Then I saw a Lamb, looking as if it had been slain, standing in the center of the throne, encircled by the four living creatures and the elders. He had seven horns and seven eyes, which are the seven spirits of God sent out into all the earth.

Hebrews 10:10 (New International Version)
And by that will, we have been made holy through the sacrifice of the body of Jesus Christ once for all.

Revelation 7:15
And he said, "These are they who have come out of the great tribulation; they have washed their robes and made them white in the blood of the Lamb. Therefore, "they are before the throne of God and serve him day and night in his temple; and he who sits on the throne will spread his tent over them.

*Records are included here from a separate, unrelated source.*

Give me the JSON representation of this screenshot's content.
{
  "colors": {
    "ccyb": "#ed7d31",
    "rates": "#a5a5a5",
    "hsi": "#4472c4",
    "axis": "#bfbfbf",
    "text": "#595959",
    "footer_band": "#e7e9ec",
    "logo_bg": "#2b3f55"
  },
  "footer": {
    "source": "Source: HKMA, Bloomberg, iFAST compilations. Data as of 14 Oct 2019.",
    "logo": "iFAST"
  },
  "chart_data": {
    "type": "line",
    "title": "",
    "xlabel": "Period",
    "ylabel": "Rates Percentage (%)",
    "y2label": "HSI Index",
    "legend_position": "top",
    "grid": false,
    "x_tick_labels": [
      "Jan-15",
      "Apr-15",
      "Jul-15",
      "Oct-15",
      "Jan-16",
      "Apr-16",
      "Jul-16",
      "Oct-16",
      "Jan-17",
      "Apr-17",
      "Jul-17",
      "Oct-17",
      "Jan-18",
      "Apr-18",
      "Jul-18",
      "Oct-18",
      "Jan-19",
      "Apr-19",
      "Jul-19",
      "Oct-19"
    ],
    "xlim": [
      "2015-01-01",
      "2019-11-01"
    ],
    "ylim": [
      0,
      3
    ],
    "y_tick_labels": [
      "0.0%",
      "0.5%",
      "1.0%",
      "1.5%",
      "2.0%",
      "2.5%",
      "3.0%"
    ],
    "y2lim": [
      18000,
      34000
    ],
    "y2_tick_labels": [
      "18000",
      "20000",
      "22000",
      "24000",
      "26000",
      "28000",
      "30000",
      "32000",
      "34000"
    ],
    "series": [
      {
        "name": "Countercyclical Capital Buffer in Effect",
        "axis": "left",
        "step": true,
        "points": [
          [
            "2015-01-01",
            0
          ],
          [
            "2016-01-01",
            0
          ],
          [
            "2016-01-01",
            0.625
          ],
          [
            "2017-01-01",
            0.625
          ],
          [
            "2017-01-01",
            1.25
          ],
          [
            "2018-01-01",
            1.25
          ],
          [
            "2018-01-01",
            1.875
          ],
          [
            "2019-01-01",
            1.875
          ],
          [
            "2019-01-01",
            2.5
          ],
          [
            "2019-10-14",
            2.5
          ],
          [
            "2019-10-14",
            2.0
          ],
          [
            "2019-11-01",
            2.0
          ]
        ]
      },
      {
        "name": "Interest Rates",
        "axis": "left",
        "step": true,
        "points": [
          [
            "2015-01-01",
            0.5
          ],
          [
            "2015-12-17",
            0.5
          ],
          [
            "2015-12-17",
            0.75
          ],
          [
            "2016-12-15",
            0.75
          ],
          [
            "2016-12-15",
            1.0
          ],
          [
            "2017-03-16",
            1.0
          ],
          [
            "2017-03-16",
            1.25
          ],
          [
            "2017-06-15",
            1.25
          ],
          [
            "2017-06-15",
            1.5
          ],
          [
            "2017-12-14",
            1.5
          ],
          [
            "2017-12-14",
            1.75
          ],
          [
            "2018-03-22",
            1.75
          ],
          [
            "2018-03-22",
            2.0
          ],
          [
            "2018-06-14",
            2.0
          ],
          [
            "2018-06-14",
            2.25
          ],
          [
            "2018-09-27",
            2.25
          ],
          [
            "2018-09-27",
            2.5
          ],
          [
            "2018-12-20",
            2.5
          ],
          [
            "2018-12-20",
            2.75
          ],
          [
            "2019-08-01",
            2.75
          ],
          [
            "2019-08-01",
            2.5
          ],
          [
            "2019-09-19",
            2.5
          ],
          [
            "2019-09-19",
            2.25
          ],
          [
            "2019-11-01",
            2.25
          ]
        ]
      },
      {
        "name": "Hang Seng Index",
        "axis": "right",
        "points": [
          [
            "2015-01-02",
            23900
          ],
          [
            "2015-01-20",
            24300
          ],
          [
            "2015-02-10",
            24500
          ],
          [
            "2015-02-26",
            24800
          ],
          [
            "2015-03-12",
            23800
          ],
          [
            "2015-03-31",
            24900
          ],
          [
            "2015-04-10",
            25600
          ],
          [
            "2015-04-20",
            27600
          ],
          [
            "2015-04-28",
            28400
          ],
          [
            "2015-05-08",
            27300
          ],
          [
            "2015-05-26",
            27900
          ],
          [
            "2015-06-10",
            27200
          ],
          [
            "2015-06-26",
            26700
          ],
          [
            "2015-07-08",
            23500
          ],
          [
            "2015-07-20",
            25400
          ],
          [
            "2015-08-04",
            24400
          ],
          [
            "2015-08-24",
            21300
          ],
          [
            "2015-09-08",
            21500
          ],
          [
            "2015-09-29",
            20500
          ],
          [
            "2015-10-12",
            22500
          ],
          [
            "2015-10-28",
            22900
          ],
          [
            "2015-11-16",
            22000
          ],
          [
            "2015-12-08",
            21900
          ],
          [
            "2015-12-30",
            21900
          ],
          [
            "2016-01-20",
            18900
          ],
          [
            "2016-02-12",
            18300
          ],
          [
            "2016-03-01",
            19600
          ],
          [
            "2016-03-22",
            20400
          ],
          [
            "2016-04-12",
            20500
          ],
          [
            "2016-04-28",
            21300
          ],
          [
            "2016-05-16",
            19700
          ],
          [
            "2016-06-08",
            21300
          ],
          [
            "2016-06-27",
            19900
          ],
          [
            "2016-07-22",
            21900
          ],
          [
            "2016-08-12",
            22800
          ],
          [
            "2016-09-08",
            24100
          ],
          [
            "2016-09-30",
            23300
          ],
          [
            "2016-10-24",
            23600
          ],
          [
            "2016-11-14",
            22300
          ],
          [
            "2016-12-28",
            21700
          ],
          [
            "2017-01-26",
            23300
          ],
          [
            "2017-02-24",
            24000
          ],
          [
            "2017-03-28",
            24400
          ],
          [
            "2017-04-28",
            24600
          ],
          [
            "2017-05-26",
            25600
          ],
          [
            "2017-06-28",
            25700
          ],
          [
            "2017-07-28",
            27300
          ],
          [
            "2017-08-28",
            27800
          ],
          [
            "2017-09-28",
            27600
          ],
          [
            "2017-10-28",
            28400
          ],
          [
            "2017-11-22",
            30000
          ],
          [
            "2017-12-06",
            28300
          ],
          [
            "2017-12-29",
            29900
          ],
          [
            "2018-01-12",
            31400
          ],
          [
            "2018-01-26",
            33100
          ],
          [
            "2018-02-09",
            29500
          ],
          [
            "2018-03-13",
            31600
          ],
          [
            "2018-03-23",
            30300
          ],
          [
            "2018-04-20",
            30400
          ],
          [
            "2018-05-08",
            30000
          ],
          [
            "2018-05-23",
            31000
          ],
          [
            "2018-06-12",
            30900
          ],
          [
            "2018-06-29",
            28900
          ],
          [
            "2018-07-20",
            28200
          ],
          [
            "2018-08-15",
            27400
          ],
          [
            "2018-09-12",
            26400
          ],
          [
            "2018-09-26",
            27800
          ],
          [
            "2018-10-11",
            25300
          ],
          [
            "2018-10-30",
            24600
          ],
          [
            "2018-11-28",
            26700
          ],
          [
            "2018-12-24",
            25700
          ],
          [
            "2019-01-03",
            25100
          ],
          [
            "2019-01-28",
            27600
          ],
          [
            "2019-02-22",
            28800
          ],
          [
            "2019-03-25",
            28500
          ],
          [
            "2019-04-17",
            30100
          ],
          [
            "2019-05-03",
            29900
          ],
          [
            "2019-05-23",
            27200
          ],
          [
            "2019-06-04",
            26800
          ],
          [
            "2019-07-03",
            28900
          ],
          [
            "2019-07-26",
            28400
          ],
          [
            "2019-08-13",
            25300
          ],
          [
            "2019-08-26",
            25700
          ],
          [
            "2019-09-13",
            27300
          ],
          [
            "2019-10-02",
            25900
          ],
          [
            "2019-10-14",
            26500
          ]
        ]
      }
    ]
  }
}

*Many awaits to hear the Good News in Nepal and India that We don't need any more to shed the blood of the animals, for we have been provided by God, the perfect Lamb, who takes away our sins FOREVER.*

LET'S JOIN IN PRAYERS SO THAT THESE PEOPLE WOULD KNOW THE TRUTH OF GOD.


----------



## JBaldwin (Apr 2, 2008)

I see the date of 1964 on here. Do the Nepalise people still do this?


----------



## Raj (Apr 2, 2008)

JBaldwin said:


> I see the date of 1964 on here. Do the Nepalise people still do this?





09/05/2007 05:10 PM 
Nepalese Airline Repairs Aircraft With Goat Sacrifice 
Nepal: The national state-run airline has taken a somewhat unusual approach to solving the technical difficulties being experienced by one of their aircraft by sacrificing a pair of goats to the Hindu sky god Akash Bhairab. 

Shortly after the sacrifice, which occurred at Kathmandu airport with full Hindu ceremony, Raju KC, from Nepal Airlines, announced that "the snag in the plane has now been fixed and the aircraft has resumed its flights."

The issue with one of the airline's two Boeing 757 had been rumoured by local media to be an electrical problem. A number of services were unable to operate due to the aircraft being grounded. 


Yes, sacrifice practice continues.


----------



## Pergamum (Apr 2, 2008)

Thanks, a reminder of the need for the Good News to go to all the world.


----------



## JBaldwin (Apr 2, 2008)

Raj said:


> JBaldwin said:
> 
> 
> > I see the date of 1964 on here. Do the Nepalise people still do this?
> ...



Thanks for making us aware of this prayer need.


----------